In an earlier demonstration, around the time Jesus was born, a Pharisaic group had been martyred for their attempt to remove that golden eagle. Jesus's own demonstration against Roman control of God's House was accompanied by a quotation from the prophet Jeremiah. He had warned against using worship to replace justice, against turning the Temple into a "den," that is a refuge, safe-house, or hideaway for "thieves." If it continued, said Jeremiah, God would destroy the Temple itself (7:1-15). And that divine threat almost cost Jeremiah his life (26:1-14).

Jesus' action-parable against the Temple fulfills God's threat in Jeremiah 7 just as his action-parable against the City had fulfilled God's promise in Zechariah 9. He symbolically destroys the Temple's fiscal basis by overturning the tables where monies were changed into the standard donation-coinage (Mark 11:15-17).

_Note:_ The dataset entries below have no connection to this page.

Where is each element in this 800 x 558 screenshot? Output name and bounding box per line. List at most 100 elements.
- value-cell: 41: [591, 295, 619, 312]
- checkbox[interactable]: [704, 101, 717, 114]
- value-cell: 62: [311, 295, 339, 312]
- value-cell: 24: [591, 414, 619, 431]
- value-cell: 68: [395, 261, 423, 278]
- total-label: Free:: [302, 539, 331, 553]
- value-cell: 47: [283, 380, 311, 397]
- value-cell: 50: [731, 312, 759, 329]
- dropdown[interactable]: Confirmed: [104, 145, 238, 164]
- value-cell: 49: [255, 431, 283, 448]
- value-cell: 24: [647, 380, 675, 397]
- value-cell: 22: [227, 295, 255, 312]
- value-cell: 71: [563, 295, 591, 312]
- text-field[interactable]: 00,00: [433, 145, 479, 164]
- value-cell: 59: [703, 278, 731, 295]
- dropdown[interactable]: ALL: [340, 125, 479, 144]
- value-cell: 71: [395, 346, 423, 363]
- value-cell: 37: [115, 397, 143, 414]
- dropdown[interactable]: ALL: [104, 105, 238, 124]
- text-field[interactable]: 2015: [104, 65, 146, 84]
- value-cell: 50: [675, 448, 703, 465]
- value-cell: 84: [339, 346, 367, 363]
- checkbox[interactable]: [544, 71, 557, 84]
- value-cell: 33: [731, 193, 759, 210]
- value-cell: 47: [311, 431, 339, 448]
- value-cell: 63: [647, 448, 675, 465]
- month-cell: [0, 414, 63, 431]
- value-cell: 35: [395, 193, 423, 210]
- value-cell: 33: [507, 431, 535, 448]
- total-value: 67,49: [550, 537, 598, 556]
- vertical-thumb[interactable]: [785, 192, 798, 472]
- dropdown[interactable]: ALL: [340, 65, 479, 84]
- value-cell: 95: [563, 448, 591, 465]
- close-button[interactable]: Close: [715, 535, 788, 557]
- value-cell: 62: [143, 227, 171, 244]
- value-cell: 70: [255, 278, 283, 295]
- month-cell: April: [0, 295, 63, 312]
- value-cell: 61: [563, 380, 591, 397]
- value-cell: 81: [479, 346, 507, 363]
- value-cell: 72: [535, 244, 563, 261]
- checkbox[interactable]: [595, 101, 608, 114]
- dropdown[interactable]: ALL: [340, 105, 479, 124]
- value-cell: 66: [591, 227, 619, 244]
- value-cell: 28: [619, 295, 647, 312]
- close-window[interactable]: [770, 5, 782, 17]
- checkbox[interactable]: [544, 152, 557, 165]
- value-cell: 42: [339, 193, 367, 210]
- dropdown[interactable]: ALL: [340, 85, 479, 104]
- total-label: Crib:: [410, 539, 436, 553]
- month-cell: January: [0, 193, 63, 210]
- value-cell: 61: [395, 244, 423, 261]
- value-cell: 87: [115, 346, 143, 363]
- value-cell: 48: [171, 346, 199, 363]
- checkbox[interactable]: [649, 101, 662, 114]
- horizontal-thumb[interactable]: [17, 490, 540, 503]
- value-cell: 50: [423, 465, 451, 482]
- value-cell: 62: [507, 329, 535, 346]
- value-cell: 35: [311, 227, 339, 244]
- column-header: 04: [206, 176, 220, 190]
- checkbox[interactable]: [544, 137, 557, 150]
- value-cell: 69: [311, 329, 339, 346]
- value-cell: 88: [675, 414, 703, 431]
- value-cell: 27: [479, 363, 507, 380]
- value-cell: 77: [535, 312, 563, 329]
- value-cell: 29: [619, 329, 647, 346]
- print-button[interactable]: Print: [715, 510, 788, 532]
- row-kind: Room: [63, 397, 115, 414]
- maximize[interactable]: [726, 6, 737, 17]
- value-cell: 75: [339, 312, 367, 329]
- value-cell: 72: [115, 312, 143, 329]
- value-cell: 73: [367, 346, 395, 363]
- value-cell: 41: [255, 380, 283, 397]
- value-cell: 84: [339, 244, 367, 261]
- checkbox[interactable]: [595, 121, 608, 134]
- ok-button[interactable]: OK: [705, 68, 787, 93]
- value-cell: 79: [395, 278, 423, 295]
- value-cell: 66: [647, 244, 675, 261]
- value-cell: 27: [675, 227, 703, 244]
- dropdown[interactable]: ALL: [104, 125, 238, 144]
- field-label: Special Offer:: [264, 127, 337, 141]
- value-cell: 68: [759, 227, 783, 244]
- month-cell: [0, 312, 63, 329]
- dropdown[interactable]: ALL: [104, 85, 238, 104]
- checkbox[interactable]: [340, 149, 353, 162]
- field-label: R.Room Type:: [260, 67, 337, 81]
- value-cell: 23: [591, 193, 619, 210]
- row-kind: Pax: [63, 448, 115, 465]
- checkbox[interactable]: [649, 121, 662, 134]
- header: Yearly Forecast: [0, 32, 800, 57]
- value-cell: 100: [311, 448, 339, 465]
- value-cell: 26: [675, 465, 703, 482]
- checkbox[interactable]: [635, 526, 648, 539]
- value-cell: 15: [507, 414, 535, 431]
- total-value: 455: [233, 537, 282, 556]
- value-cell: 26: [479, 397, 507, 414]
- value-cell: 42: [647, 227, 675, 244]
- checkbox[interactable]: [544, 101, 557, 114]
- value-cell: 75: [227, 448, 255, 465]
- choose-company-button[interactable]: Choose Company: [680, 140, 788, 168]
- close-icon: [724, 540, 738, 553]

And, again, he got away with it because of the protective screen of "the whole crowd" (Mark 11:18).

By (our) Wednesday morning "the chief priest and the scribes" had decided not to arrest Jesus because it might cause "a riot among the people" (Mark 14:1-2). But by (our) Thursday evening they had discovered -- with or without Judas -- where to intercept Jesus as he went "across the Kidron Valley" from Jerusalem to Bethany every evening (John 18:1).

Jesus was arrested in the darkness apart from his large protective "crowd" and was crucified as swiftly as possible. By the way, do not confuse Jesus' large protective "crowd" with that small "crowd" (six or seven partisans?) who came before Pilate to get Barabbas and not Jesus freed from prison (Mark 15:6-8). If Jesus proclaimed the 'Kingdom of God," sneered Pilate, let him die as "King of the Jews" (Mark 15:2,9,12,18,26).

In Matthew's parabolic aside, the wisest advice Pilate got that day -- our Good Friday -- was from his wife: "Have nothing to do with that innocent man" (27:19). But Pilate replied, I imagine, "What happens in Jerusalem, stays in Jerusalem."